On the procurement beat: The Department of National Defence is on the hunt for a "large-scale, low carbon energy generation and transfer system" for its buildings. DND wants to reduce its greenhouse gas emissions by 40 per cent below 2005 levels by 2030. But 90 per cent of the heating systems of the department's 10,000 buildings require the burning of fossil fuels. Five million bucks are on the table for whoever can design and install a new system for a test building in Kingston, Ont.

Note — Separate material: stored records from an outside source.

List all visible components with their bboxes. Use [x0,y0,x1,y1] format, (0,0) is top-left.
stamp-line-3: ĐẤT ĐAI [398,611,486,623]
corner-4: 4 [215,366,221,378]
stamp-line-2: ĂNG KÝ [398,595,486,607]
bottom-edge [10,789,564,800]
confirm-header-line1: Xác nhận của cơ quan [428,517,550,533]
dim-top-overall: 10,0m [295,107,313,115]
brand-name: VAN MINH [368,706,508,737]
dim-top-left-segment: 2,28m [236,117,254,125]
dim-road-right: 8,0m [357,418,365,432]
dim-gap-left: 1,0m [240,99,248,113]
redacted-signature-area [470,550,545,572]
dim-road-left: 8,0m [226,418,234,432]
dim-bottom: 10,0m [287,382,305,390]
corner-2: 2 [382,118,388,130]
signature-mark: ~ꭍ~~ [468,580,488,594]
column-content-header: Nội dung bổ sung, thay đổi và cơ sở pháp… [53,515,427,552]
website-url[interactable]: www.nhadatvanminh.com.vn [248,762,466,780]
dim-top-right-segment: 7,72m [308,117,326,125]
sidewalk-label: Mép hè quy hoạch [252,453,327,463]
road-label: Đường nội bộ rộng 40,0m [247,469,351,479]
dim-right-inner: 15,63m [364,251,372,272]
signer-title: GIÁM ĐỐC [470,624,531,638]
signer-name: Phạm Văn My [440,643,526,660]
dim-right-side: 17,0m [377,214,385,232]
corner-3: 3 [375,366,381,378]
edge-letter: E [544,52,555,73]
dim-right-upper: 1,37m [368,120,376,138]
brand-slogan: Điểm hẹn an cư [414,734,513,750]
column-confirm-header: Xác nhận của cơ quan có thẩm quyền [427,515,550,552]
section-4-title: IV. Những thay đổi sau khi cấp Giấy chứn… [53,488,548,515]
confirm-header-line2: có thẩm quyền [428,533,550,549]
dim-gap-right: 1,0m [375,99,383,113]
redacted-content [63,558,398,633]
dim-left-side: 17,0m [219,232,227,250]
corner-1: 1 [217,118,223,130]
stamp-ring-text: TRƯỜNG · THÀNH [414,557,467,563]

DND also paid the U.S. Navy $13.8 million for 20 unmanned aircraft.

A little bit of chaos: Elections Canada made international headlines last November when the agency tweeted that federal elections don't make use of the Dominion Voting Systems equipment at the centre of debunked conspiracy theories in the aftermath of the U.S. presidential election. When Donald Trump himself hit retweet, implying Canadians were backing up his claims, the aftermath of that tweet, described in documents obtained by Maclean's via access-to-information, was instructive for the public servants who never expected to go viral.

"Lots of very positive interactions," wrote one comms official, minutes after Trump's megaphone stole the show. "Lots of new followers, too." By the next day, the chief electoral officers in three provinces had reached out to their federal counterpart. Elections Canada saw half of its social media mentions for 2020 in just a 48-hour span.

A summary of the social media "anomaly" referred to the president as a "prominent influencer" (hopeless naïveté or brilliant deadpan?). The analyst ran down the general tone of the response across various platforms. Facebook was "mainly hostile." Twitter offered a "balanced conversation." Reddit was "mostly irrelevant" and "very U.S.-centric." Parler and Gab "misinterpreted" the post as friendly to their voter-fraud crusade.

Some of those new followers might have been earnestly interested in the agency's work. But the summary credits at least some of the attention to a much more voyeuristic motive: schadenfreude.